JAKARTA – Indonesia’s economic growth surged in the April-June quarter due to an export boom fueled by soaring commodity prices, according to official data released on Friday (Aug 5), but monetary tightening, rising inflation, and the prospect of a global recession loom large.
According to Statistics Indonesia, the second-quarter GDP was up 5.44 percent over the previous year, the strongest growth rate in a year. This exceeded the consensus prediction of a 5.17 percent increase in a Reuters survey, as well as the 5.01 percent annual growth in the first quarter.

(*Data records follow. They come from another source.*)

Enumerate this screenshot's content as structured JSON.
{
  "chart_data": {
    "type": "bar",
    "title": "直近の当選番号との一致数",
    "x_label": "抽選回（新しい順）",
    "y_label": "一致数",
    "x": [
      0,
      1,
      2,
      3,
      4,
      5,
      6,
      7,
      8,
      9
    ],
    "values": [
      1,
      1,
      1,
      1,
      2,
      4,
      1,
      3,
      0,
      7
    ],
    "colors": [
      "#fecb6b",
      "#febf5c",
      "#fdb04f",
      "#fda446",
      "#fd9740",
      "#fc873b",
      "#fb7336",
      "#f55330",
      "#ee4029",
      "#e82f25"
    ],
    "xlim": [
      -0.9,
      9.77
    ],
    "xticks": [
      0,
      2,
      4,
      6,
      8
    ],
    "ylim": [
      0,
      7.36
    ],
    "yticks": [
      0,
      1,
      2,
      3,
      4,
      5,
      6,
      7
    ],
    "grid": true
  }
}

Exports increased by nearly 20% year on year, up from 16.22% in the previous quarter, which the statistics bureau described as “outstanding.”
Household consumption, which accounts for more than half of GDP, recovered further when the COVID-19 limitations were lifted, with the Eid al-Fitr holiday in May providing a further boost. Investment, though, has stagnated.
Food and beverage, mining, construction, and transportation and warehousing industries grew quicker than in the preceding period.
However, Indonesia’s central bank stated last month that the increase in full-year 2022 GDP from 2021 will be at the lower end of a range of 4.5% to 5.3%. It had previously predicted growth in the middle of this range.
It lowered its projection because a global economic downturn would hurt exports and a rise in domestic inflation would hinder the rate of consumption recovery.
Consumer prices rose 4.94 percent year on year in July, marking a seven-year high and leading economists to urge for Bank Indonesia to raise interest rates from pandemic-era lows.